Legislation being considered in the House and Senate could help local media outlets hire and retain skilled local journalists — and the National Association of Broadcasters is asking radio and TV broadcasters to press their Congressional leaders to take action.
Introduced this summer, the Local Journalism Sustainability Act is designed to help local news outlets keep local journalists on staff by providing tax credits to local media outlets that hire local reporters. A recent briefing on the NAB website titled “What Would the Local Journalism Sustainability Act Mean for Your Station,” NAB Executive Vice President of Government Relations Shawn Donilon suggested stations press their members of Congress to support the inclusion of the act as part of the current budget reconciliation package. Such a move would help stations continue to deliver both trustworthy local news and vital investigative journalism to local communities, Donilon said.
The legislation is designed to support local news production through a series of tax credits, including a local news subscription credit, a local newspaper and local media advertising credit and the local news journalist compensation credit — the latter of which is gaining significant traction in Washington, Donilon said.

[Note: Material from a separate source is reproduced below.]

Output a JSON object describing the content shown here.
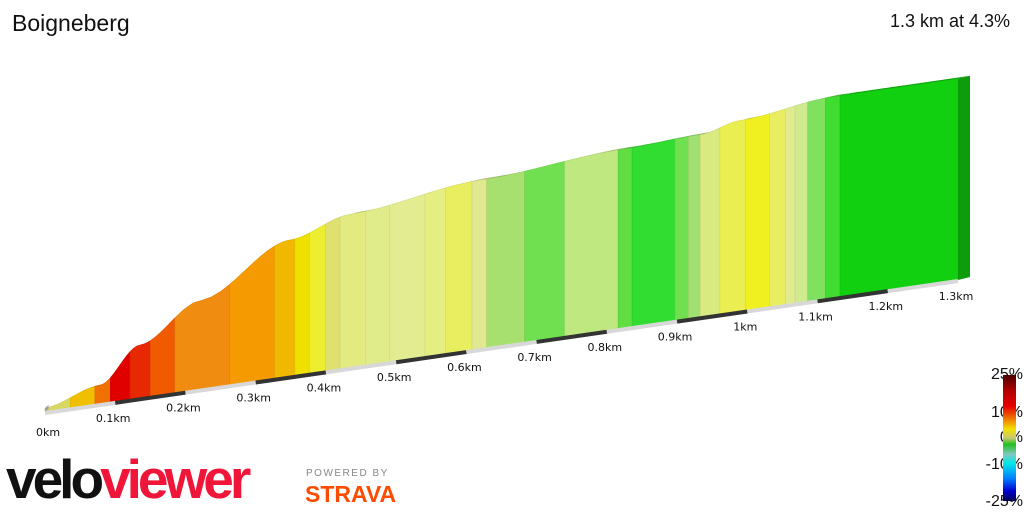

This item is designed to give any broadcast station that employs local journalists — defined as those who do original reporting, design or technology support for their local station and work more than 100 hours per quarter — credit for 50% of an employee’s compensation (up to $50,000) in the first year and credit for 30% of an employee’s compensation (also up to $50,000) in the subsequent four years.
The proposed legislation has a cap of 1,500 employees for any individual company, although negotiations on Capitol Hill are ongoing in regard to the size and scope of the policies, Donilon said.
It’s time for NAB members to reach out to their Congressional members and press them to support the Local Journalism Sustainability Act in the budget reconciliation package, he said. Support for the act already exists by senators like Sen. Maria Cantwell (D-Wash.), a co-sponsor of the legislation, who has said that local news needs to be supported and protected. “At its core, local news is about holding the powerful accountable,” she said. “The strength of our democracy is based in truth and transparency and local newsrooms are on the ground in our communities asking the critical questions, countering misinformation and telling our stories.”
Passage of this legislation could have a significant impact on broadcasters as they work to keep their newsroom staff on payroll, Donilon said. In addition to a recent blog post by the NAB, Donilon suggested broadcasters voice their supports for the act by emailing legislators prepared text outlining why local radio and TV matter.
The legislation also has garnered support from state broadcast associations, media organizations like the News Media Alliance and organizations representing journalists like the National Association of Black Owned Broadcasters and Native Public Media.